Açıklamada ayrıca Türkiye’nin operasyon ile eş zamanlı olarak Kuzey Doğu Suriye Özerk Yönetimi’ne saldırdığını, HDP’ye yönelik baskıları tırmandırdığını, Irak’ı istikrarsızlaştırdığını ve Türk milliyetçiliğini harekete geçirdiğine yer verildi.
‘Kürt Sorunu’na siyasi bir çözüm bulunsun’

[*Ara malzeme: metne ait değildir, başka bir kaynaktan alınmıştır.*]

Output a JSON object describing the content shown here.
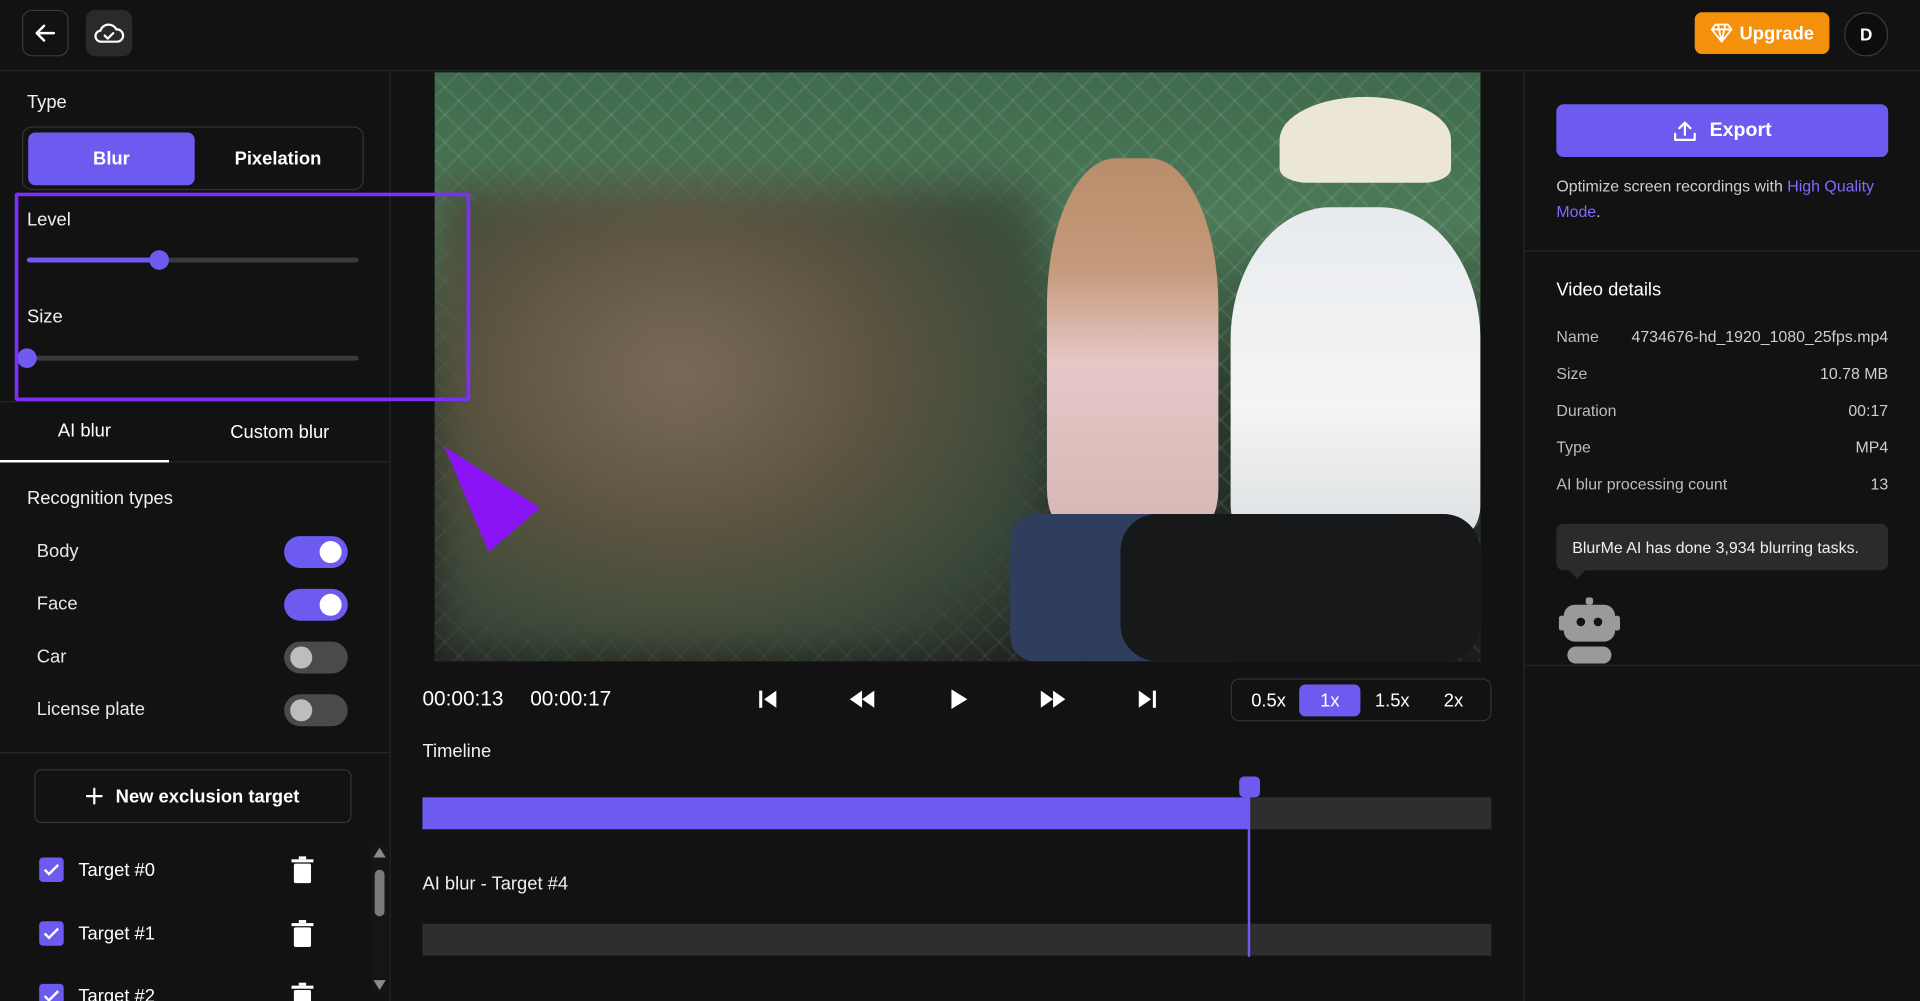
{
  "topbar": {
    "back_icon": "arrow-left-icon",
    "cloud_icon": "cloud-check-icon",
    "upgrade_label": "Upgrade",
    "upgrade_icon": "diamond-icon",
    "avatar_initial": "D"
  },
  "left_panel": {
    "type_label": "Type",
    "type_options": [
      "Blur",
      "Pixelation"
    ],
    "type_selected": "Blur",
    "level_label": "Level",
    "level_value": 0.4,
    "size_label": "Size",
    "size_value": 0.0,
    "tabs": [
      "AI blur",
      "Custom blur"
    ],
    "active_tab": "AI blur",
    "recognition_title": "Recognition types",
    "recognition_types": [
      {
        "label": "Body",
        "enabled": true
      },
      {
        "label": "Face",
        "enabled": true
      },
      {
        "label": "Car",
        "enabled": false
      },
      {
        "label": "License plate",
        "enabled": false
      }
    ],
    "new_exclusion_label": "New exclusion target",
    "targets": [
      {
        "label": "Target #0",
        "checked": true
      },
      {
        "label": "Target #1",
        "checked": true
      },
      {
        "label": "Target #2",
        "checked": true
      }
    ]
  },
  "player": {
    "current_time": "00:00:13",
    "total_time": "00:00:17",
    "controls": [
      "skip-back-icon",
      "rewind-icon",
      "play-icon",
      "fast-forward-icon",
      "skip-forward-icon"
    ],
    "speeds": [
      "0.5x",
      "1x",
      "1.5x",
      "2x"
    ],
    "active_speed": "1x",
    "timeline_label": "Timeline",
    "progress": 0.773,
    "track_label": "AI blur - Target #4"
  },
  "right_panel": {
    "export_label": "Export",
    "export_icon": "upload-icon",
    "optimize_text": "Optimize screen recordings with",
    "optimize_link": "High Quality Mode",
    "optimize_suffix": ".",
    "details_title": "Video details",
    "details": [
      {
        "key": "Name",
        "value": "4734676-hd_1920_1080_25fps.mp4"
      },
      {
        "key": "Size",
        "value": "10.78 MB"
      },
      {
        "key": "Duration",
        "value": "00:17"
      },
      {
        "key": "Type",
        "value": "MP4"
      },
      {
        "key": "AI blur processing count",
        "value": "13"
      }
    ],
    "tooltip_text": "BlurMe AI has done 3,934 blurring tasks.",
    "robot_icon": "robot-icon"
  },
  "colors": {
    "accent": "#6d5bf0",
    "upgrade": "#f5900b",
    "background": "#121212",
    "highlight": "#7b2ff7"
  }
}
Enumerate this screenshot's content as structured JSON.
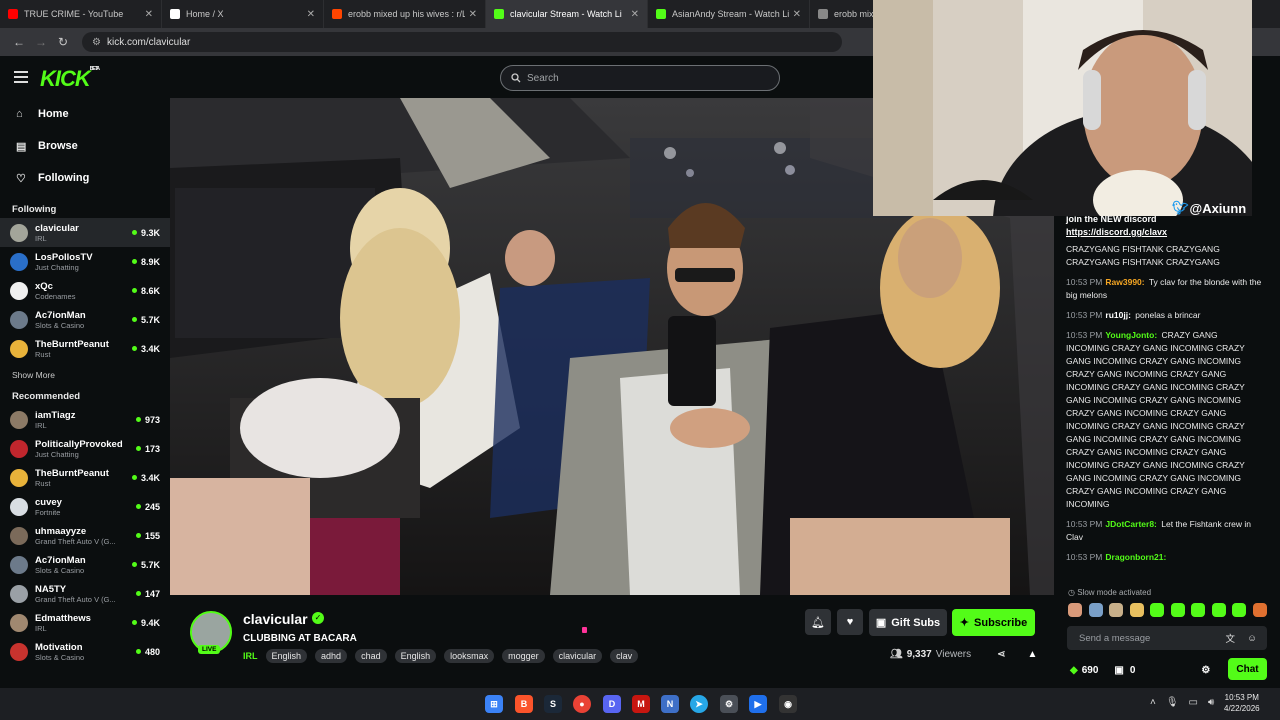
{
  "browser": {
    "tabs": [
      {
        "title": "TRUE CRIME - YouTube",
        "color": "#ff0000",
        "active": false
      },
      {
        "title": "Home / X",
        "color": "#ffffff",
        "active": false
      },
      {
        "title": "erobb mixed up his wives : r/Liv",
        "color": "#ff4500",
        "active": false
      },
      {
        "title": "clavicular Stream - Watch Li",
        "color": "#53fc18",
        "active": true
      },
      {
        "title": "AsianAndy Stream - Watch Live",
        "color": "#53fc18",
        "active": false
      },
      {
        "title": "erobb mixed u",
        "color": "#888888",
        "active": false
      }
    ],
    "url": "kick.com/clavicular"
  },
  "header": {
    "logo": "KICK",
    "logo_badge": "BETA",
    "search_placeholder": "Search"
  },
  "sidebar": {
    "nav": [
      {
        "label": "Home",
        "icon": "home-icon"
      },
      {
        "label": "Browse",
        "icon": "browse-icon"
      },
      {
        "label": "Following",
        "icon": "heart-icon"
      }
    ],
    "following_title": "Following",
    "following": [
      {
        "name": "clavicular",
        "category": "IRL",
        "viewers": "9.3K",
        "color": "#a3a59a"
      },
      {
        "name": "LosPollosTV",
        "category": "Just Chatting",
        "viewers": "8.9K",
        "color": "#2a6fc9"
      },
      {
        "name": "xQc",
        "category": "Codenames",
        "viewers": "8.6K",
        "color": "#f0f0f0"
      },
      {
        "name": "Ac7ionMan",
        "category": "Slots & Casino",
        "viewers": "5.7K",
        "color": "#6c7a8a"
      },
      {
        "name": "TheBurntPeanut",
        "category": "Rust",
        "viewers": "3.4K",
        "color": "#e8b23a"
      }
    ],
    "show_more": "Show More",
    "recommended_title": "Recommended",
    "recommended": [
      {
        "name": "iamTiagz",
        "category": "IRL",
        "viewers": "973",
        "color": "#8c7a66"
      },
      {
        "name": "PoliticallyProvoked",
        "category": "Just Chatting",
        "viewers": "173",
        "color": "#c0262d"
      },
      {
        "name": "TheBurntPeanut",
        "category": "Rust",
        "viewers": "3.4K",
        "color": "#e8b23a"
      },
      {
        "name": "cuvey",
        "category": "Fortnite",
        "viewers": "245",
        "color": "#d8dde2"
      },
      {
        "name": "uhmaayyze",
        "category": "Grand Theft Auto V (G...",
        "viewers": "155",
        "color": "#7b6a5a"
      },
      {
        "name": "Ac7ionMan",
        "category": "Slots & Casino",
        "viewers": "5.7K",
        "color": "#6c7a8a"
      },
      {
        "name": "NA5TY",
        "category": "Grand Theft Auto V (G...",
        "viewers": "147",
        "color": "#9aa0a6"
      },
      {
        "name": "Edmatthews",
        "category": "IRL",
        "viewers": "9.4K",
        "color": "#a08870"
      },
      {
        "name": "Motivation",
        "category": "Slots & Casino",
        "viewers": "480",
        "color": "#c8332e"
      }
    ]
  },
  "stream": {
    "channel": "clavicular",
    "live_badge": "LIVE",
    "title": "CLUBBING AT BACARA",
    "category": "IRL",
    "tags": [
      "English",
      "adhd",
      "chad",
      "English",
      "looksmax",
      "mogger",
      "clavicular",
      "clav"
    ],
    "viewers": "9,337",
    "viewers_label": "Viewers",
    "gift_label": "Gift Subs",
    "subscribe_label": "Subscribe"
  },
  "camera_overlay": {
    "handle": "@Axiunn"
  },
  "chat": {
    "pinned_line": "join the NEW discord",
    "pinned_link": "https://discord.gg/clavx",
    "pinned_continuation": "CRAZYGANG FISHTANK CRAZYGANG CRAZYGANG FISHTANK CRAZYGANG",
    "messages": [
      {
        "time": "10:53 PM",
        "user": "Raw3990:",
        "color": "#f5a623",
        "text": "Ty clav for the blonde with the big melons"
      },
      {
        "time": "10:53 PM",
        "user": "ru10jj:",
        "color": "#ffffff",
        "text": "ponelas a brincar"
      },
      {
        "time": "10:53 PM",
        "user": "YoungJonto:",
        "color": "#53fc18",
        "text": "CRAZY GANG INCOMING CRAZY GANG INCOMING CRAZY GANG INCOMING CRAZY GANG INCOMING CRAZY GANG INCOMING CRAZY GANG INCOMING CRAZY GANG INCOMING CRAZY GANG INCOMING CRAZY GANG INCOMING CRAZY GANG INCOMING CRAZY GANG INCOMING CRAZY GANG INCOMING CRAZY GANG INCOMING CRAZY GANG INCOMING CRAZY GANG INCOMING CRAZY GANG INCOMING CRAZY GANG INCOMING CRAZY GANG INCOMING CRAZY GANG INCOMING CRAZY GANG INCOMING CRAZY GANG INCOMING"
      },
      {
        "time": "10:53 PM",
        "user": "JDotCarter8:",
        "color": "#53fc18",
        "text": "Let the Fishtank crew in Clav"
      },
      {
        "time": "10:53 PM",
        "user": "Dragonborn21:",
        "color": "#53fc18",
        "text": ""
      }
    ],
    "slow_mode": "Slow mode activated",
    "input_placeholder": "Send a message",
    "points": "690",
    "gifts": "0",
    "chat_button": "Chat"
  },
  "taskbar": {
    "time": "10:53 PM",
    "date": "4/22/2026"
  }
}
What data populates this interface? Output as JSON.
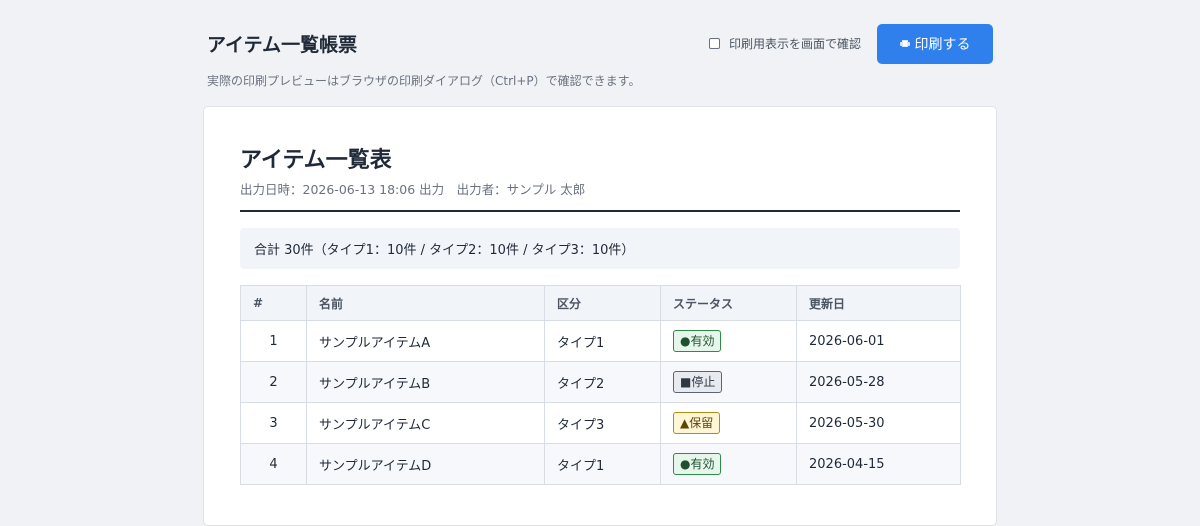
{
  "header": {
    "title": "アイテム一覧帳票",
    "print_view_label": "印刷用表示を画面で確認",
    "print_button_label": "印刷する",
    "print_button_icon": "printer-icon",
    "subtitle": "実際の印刷プレビューはブラウザの印刷ダイアログ（Ctrl+P）で確認できます。"
  },
  "report": {
    "title": "アイテム一覧表",
    "meta": "出力日時：2026-06-13 18:06 出力　出力者：サンプル 太郎",
    "summary": "合計 30件（タイプ1：10件 / タイプ2：10件 / タイプ3：10件）",
    "columns": [
      "#",
      "名前",
      "区分",
      "ステータス",
      "更新日"
    ],
    "rows": [
      {
        "no": "1",
        "name": "サンプルアイテムA",
        "type": "タイプ1",
        "status": "●有効",
        "status_kind": "active",
        "updated": "2026-06-01"
      },
      {
        "no": "2",
        "name": "サンプルアイテムB",
        "type": "タイプ2",
        "status": "■停止",
        "status_kind": "stopped",
        "updated": "2026-05-28"
      },
      {
        "no": "3",
        "name": "サンプルアイテムC",
        "type": "タイプ3",
        "status": "▲保留",
        "status_kind": "hold",
        "updated": "2026-05-30"
      },
      {
        "no": "4",
        "name": "サンプルアイテムD",
        "type": "タイプ1",
        "status": "●有効",
        "status_kind": "active",
        "updated": "2026-04-15"
      }
    ]
  },
  "colors": {
    "accent": "#2f80ed",
    "page_background": "#f0f2f5",
    "status_active": "#2e8b4a",
    "status_stopped": "#5b6573",
    "status_hold": "#b58a16"
  }
}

Açıklamada son olarak şunlar kaydedildi: “Türkiye’nin Güney Kürdistan/Kuzey Irak’ı işgaline paralel olarak Türkiye, Kuzeydoğu Suriye’ye saldırmaya devam ediyor ve Türkiye içinde Halkların Demokratik Partisi (HDP) ve siyasi aktivistlere yönelik baskılar devam ediyor. Bunlar birlikte, hoşgörüsüz ve saldırgan bir Türk milliyetçiliğini harekete geçirerek seçmen desteği kazanma girişimi olarak görülebilir. Birçok Avrupa hükümeti, Irak’a istikrar getirmek için Kürdistan Bölgesi’ne baktı, ancak bu saldırılar ülke genelinde ve ötesinde daha büyük istikrarsızlık riski taşıyor. Herkesi Türkiye’nin bu yasadışı askeri saldırısına ve getirdiği risklere dikkat çekmeye çağırıyoruz ve bölgede barışın tek çözümünün -PKK’nin katılmaya hazır olduğunu gösterdiği- müzakerelerin yenilenmesi ve ‘Kürt Sorunu’na siyasi bir çözüm bulunması olduğunu vurgulayın.”